Taoiseach Enda Kenny has called on eurozone leaders meeting in Brussels to make decisions that can restore certainty to the markets and take the pressure off countries under joint EU/IMF bailout plans.
He told reporters ahead of the talks in Brussels today that Ireland was looking for increased "flexibility" for the bloc's rescue fund, which would allow it to lend to ailing countries at lower rates and over the longer term, making bailout loans more affordable.
"I'm hoping for decisions that will bring certainty and decisiveness to the stability of the euro," he said.
"Europe has come together here to make decisions that will put an end to this contagion, an end to uncertainty and we would hope that the start of that process can begin today."
German chancellor Angela Merkel was upbeat on the way into talks, saying that a second bailout for Greece could be inked and that the summit was a "further important step" in solving the overall debt crisis.
However, the involvement of private bondholders in a second Greek rescue is the issue that could still thwart a deal.
Dutch prime minister Mark Rutte reiterated his insistence that banks and insurers should share the cost of the bailout, while Eurogroup head and Luxembourg's premier Jean-Claude Juncker said there was still a possibility the move could cause ratings agencies to declare Greece in default.
"You can never exclude such a possibility, but everything should be done to avoid it," he said.
Leaders are considering a number of options to help Greece manage its titanic debt burden, including lending it money to buy back its sovereign bonds from investors, asking creditors to swap their existing debt for bonds with longer maturities (a variation on a German plan) and a French-inspired bond rollover would mean bondholders reinvesting in Greek sovereign debt once their holdings mature.

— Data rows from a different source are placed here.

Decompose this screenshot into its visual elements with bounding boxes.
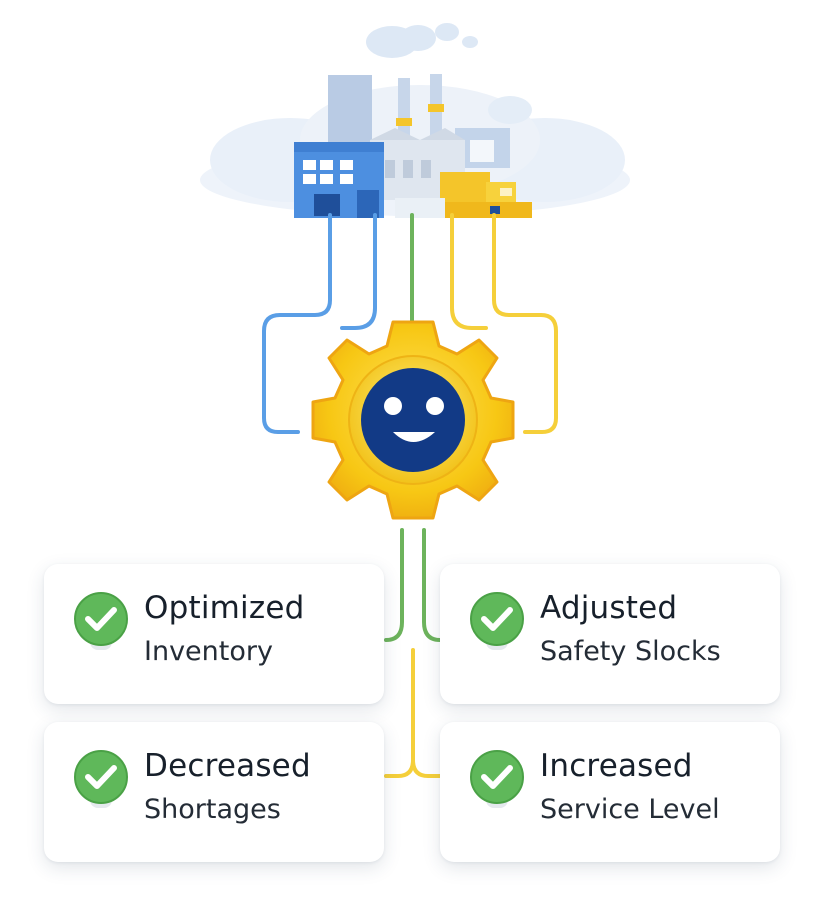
yellow-line-bottom (384, 648, 442, 778)
check-circle-icon (470, 592, 524, 650)
output-connectors (384, 528, 442, 778)
blue-line-outer (262, 213, 332, 434)
card-title: Optimized (144, 590, 305, 626)
green-line-right (422, 528, 442, 642)
connector-lines (262, 213, 558, 434)
green-line-left (384, 528, 404, 642)
yellow-line-outer (492, 213, 558, 434)
card-title: Increased (540, 748, 693, 784)
result-card-increased-service-level: Increased Service Level (440, 722, 780, 862)
check-circle-icon (470, 750, 524, 808)
result-card-adjusted-safety-stocks: Adjusted Safety Slocks (440, 564, 780, 704)
check-circle-icon (74, 592, 128, 650)
yellow-line-inner (450, 213, 488, 330)
result-card-optimized-inventory: Optimized Inventory (44, 564, 384, 704)
gear-robot-icon (311, 320, 515, 520)
card-subtitle: Safety Slocks (540, 636, 721, 667)
check-circle-icon (74, 750, 128, 808)
card-subtitle: Shortages (144, 794, 281, 825)
factory-icon (294, 74, 532, 218)
result-card-decreased-shortages: Decreased Shortages (44, 722, 384, 862)
card-title: Adjusted (540, 590, 678, 626)
card-subtitle: Service Level (540, 794, 720, 825)
card-title: Decreased (144, 748, 311, 784)
card-subtitle: Inventory (144, 636, 273, 667)
blue-line-inner (340, 213, 377, 330)
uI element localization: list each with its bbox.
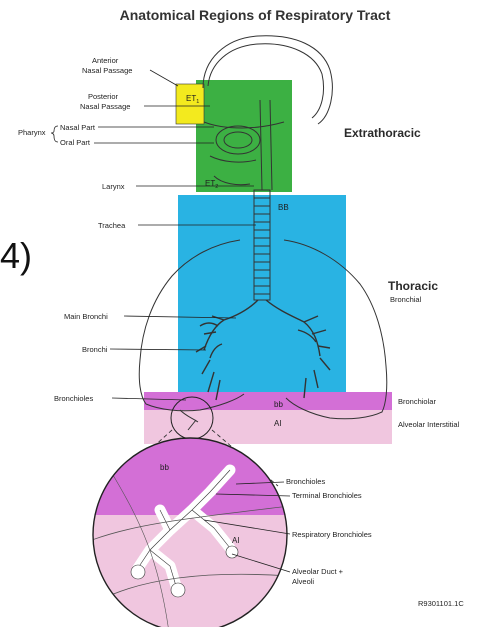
anterior-nasal-region	[176, 84, 204, 124]
figure-code: R9301101.1C	[418, 599, 464, 608]
label-bronchi: Bronchi	[82, 345, 108, 354]
label-larynx: Larynx	[102, 182, 125, 191]
label-posterior-line1: Posterior	[88, 92, 119, 101]
label-terminal-bronchioles: Terminal Bronchioles	[292, 491, 362, 500]
extrathoracic-region	[196, 80, 292, 192]
label-anterior-line1: Anterior	[92, 56, 119, 65]
cropped-text-fragment: 4)	[0, 235, 32, 276]
diagram-title: Anatomical Regions of Respiratory Tract	[120, 7, 391, 23]
label-respiratory-bronchioles: Respiratory Bronchioles	[292, 530, 372, 539]
label-posterior-line2: Nasal Passage	[80, 102, 130, 111]
label-pharynx: Pharynx	[18, 128, 46, 137]
region-bb-lower-label: bb	[274, 400, 283, 409]
region-ai-label: AI	[274, 419, 282, 428]
label-main-bronchi: Main Bronchi	[64, 312, 108, 321]
header-bronchiolar: Bronchiolar	[398, 397, 436, 406]
header-thoracic: Thoracic	[388, 279, 438, 293]
label-inset-bronchioles: Bronchioles	[286, 477, 325, 486]
header-alveolar-interstitial: Alveolar Interstitial	[398, 420, 460, 429]
inset-ai-label: AI	[232, 536, 240, 545]
region-bb-upper-label: BB	[278, 203, 289, 212]
alveolar-inset	[90, 435, 290, 627]
label-alveolar-duct-line2: Alveoli	[292, 577, 314, 586]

What seems to be off the table is a plan to tax banks with Greek sovereign exposures, which would have avoided a default rating but which was hugely unpopular with lenders.
Mr Juncker said he didn't think there would be agreement on a tax.
Eurozone markets remained nervous this morning.
Investors are concerned the summit will not go far enough to save the euro from ruin even if a Greek deal is agreed.
Meanwhile, Finance Minister Michael Noonan said that Ireland prefers a system of Irish borrowings being guaranteed by the EFSF rather than the EU issuing euro bonds, which is still a possibility.
He said this would allow us to borrow money more cheaply and potentially return to the debt markets next year.
Mr Noonan said that Ireland was a Northern European country and was different to Greece.